Townsville is good for embracing young artists, it's an ideal place to hone your skills and cultivate your confidence; however these days the majority of shows I get offered are down south so at times it can pose practical and financial difficulties. Although I'm very fortunate to have a lovely manager who looks after me and the band, always making sure we get from point A to point B. Furthermore, we are making the move to Melbourne in July this year, it's all very exciting.
Some of your songs have featured in different films and advertisements. How does it feel to have your music publicised in this way?
It's very humbling. I've been fortunate enough to work with Gaga Music in Melbourne, they've done wonderful things for me thus far. I find it encouraging when other people have visions for your music, it's always a thrill to hear one of my songs under an ad or in a soundtrack; it reinvents the song for me personally, to see just how someone else might interpret my music. I have such an intrigue and respect for people in the publishing industry - they're always on the hunt for any kind of music with sync potential. I love the way they bring cinematic moments to life and help convey messages with more emotional weight.
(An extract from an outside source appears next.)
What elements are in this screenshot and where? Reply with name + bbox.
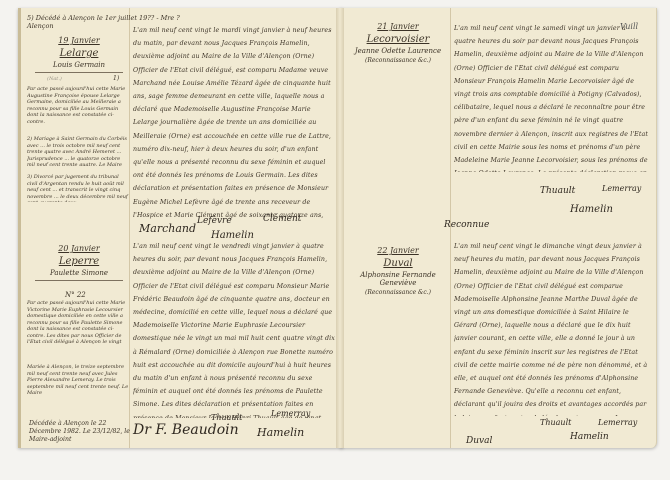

How has it helped you career wise?
> Financially with out a doubt and the exposure has helped me to broaden my fan base. Landing one sync alone has the potential to reach thousands of people, and then from that, if my song resonates with 4 or 5 people and they want to come to my show then I'm over the moon! I'd say it's been a very effective form of publicity for me.
You've recently toured with names such as Bluejuice, The Paper Kites and Emma Louise. What have these experience been like?
It's been a real treat! Touring with these bands, collectively, has been an unforgettable adventure and individually they're all such beautiful people so it's been great to establish new friendships. Something I've noticed is that family vibe everyone begins to feel when two or more bands hit the road together. Sell out shows are a bit of a thrill too!
What type of audience do you find you and your music to draw?
I don't think you can really define my audience by a single group, We get a wide range of ages coming along to gigs and especially online, we attract a really diverse bunch from a lot of different countries.
Your new video for "Candle Burnin' Wax Dripping" is very dreamy. Can you tell us a bit about how this came together?
We were fortunate enough to have access to our very talented friends Robert Crispe, Jess Nickson, Ben Hung (SalivaShake), Elizabeth James, Aaron Ashley and Rachel Britton. The preparation involved baking hundreds of ornament dough stars which were suspended above us by twine, and eventually destroyed. Robert is a digital installations whiz so he made an animated projection to fall over us as we played. We also covered a giant beach ball in aluminum to signify the moon, what a task that was. And then we sought out industrial fans and smoke machines which made everything twice as fun! It was a home grown project too, which makes it all the more sentimental.
You've gone from a solo acoustic artist, to an artist with a full band. Why the change?
I've been playing with the band for almost two years now. I think the catalyst for the change was releasing the first album back in 2010 and then deciding it would be great to have the luxury of incorporating as many of the recorded post production elements into the live set as possible. I really appreciate my band, they breathe life into my live shows however I'll always love playing on my own. I just feel there's more freedom to go with where you feel the music is leading you at that particular point in time. I think being able to carry the weight of your song with a band is just as important as that song being able to stand up on it's own two feet played solo.
What are your upcoming tour plans?
I'm playing a duo gig with my guitarist Dave-O in Cairns at the tanks this Friday night (2nd March) supporting Josh Pyke, then a show at Oxford Arts in Sydney on the 16th of March with the band! However we officially hit the road all throughout May in support of the new album (Hand Me My Bow And Arrow).